Amara menggigit bibirnya dan memandang ke arah semak-semak yang berkelebat tertiup angin. “Kita menemukan banyak hal yang aneh akhir-akhir ini. Cahaya itu, suara-suara yang kita dengar… Semuanya terasa seperti permainan yang dimainkan oleh kekuatan yang kita tidak pahami.”
Raka mendengus pelan dan kembali memeriksa jalannya. “Kita tak bisa berpikir seperti itu, Amara. Petunjuk ini nyata, meskipun kita tak bisa menjelaskan bagaimana. Setiap langkah ini membawa kita lebih dekat kepada jawaban, dan aku yakin ada kebenaran di balik semuanya ini.”
Tetapi kata-kata itu terdengar samar di telinganya sendiri. Mereka terus berjalan dengan hati yang berdebar lebih cepat dari sebelumnya, seakan setiap langkah membawa mereka pada misteri yang semakin gelap.
Kegelapan semakin menguat, dan suara-suara yang sebelumnya mereka abaikan kini menjadi semakin dekat. Bahkan langkah mereka sendiri terasa seperti pergerakan yang berulang—sebuah permainan yang mereka tak mampu kendalikan.

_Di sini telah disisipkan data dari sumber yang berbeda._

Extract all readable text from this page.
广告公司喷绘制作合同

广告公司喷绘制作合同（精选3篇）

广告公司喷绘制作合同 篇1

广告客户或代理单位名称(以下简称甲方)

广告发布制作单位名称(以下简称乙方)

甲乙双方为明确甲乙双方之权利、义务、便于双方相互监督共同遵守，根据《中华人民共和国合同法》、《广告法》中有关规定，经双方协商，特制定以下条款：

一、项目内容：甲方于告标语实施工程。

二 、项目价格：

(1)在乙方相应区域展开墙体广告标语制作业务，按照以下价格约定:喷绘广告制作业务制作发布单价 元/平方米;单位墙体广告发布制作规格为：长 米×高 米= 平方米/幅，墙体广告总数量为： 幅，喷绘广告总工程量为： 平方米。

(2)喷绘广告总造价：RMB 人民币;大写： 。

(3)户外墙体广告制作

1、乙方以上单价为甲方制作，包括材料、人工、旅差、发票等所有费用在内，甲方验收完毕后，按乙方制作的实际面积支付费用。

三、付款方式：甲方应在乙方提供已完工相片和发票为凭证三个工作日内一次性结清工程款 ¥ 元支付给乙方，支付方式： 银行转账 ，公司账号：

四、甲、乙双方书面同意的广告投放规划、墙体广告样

“Apakah kita hanya sedang bermain dengan bayangan kita sendiri?” tanya Arjuna dari belakang mereka. Suaranya bergetar seperti berusaha melawan ketakutan yang sama.
Semua berpaling kepadanya.
“Bagaimana maksudmu?” tanya Raka dengan ragu.
“Suara, cahaya, petunjuk… Semuanya bisa saja hanya bisikan dari pikiran kita,” kata Arjuna sambil mengarahkan senter ke semak-semak di sekitarnya. “Apa kita benar-benar melihat hal-hal ini? Atau kita hanya berpikir bahwa kita melihatnya karena ketakutan kita sendiri?”
Raka terdiam, memutar-mutar kata-kata itu di dalam kepalanya. Ada logika dalam perkataan Arjuna, dan ia bisa merasakan bagaimana keraguan itu menggigit dalam hatinya. Selama ini mereka berpegang pada keyakinan bahwa mereka berada di jalur yang benar, bahwa petunjuk ini adalah nyata dan bukan sekadar halusinasi. Namun, sekarang keraguan itu mulai tumbuh seperti benih yang tak bisa mereka cabut.
“Bayangkan jika semua ini hanya ilusi?” kata Amara dengan suara yang lebih pelan. “Kita bisa saja hanya berada dalam mimpi atau permainan yang dikendalikan oleh hal-hal yang tak kita pahami.”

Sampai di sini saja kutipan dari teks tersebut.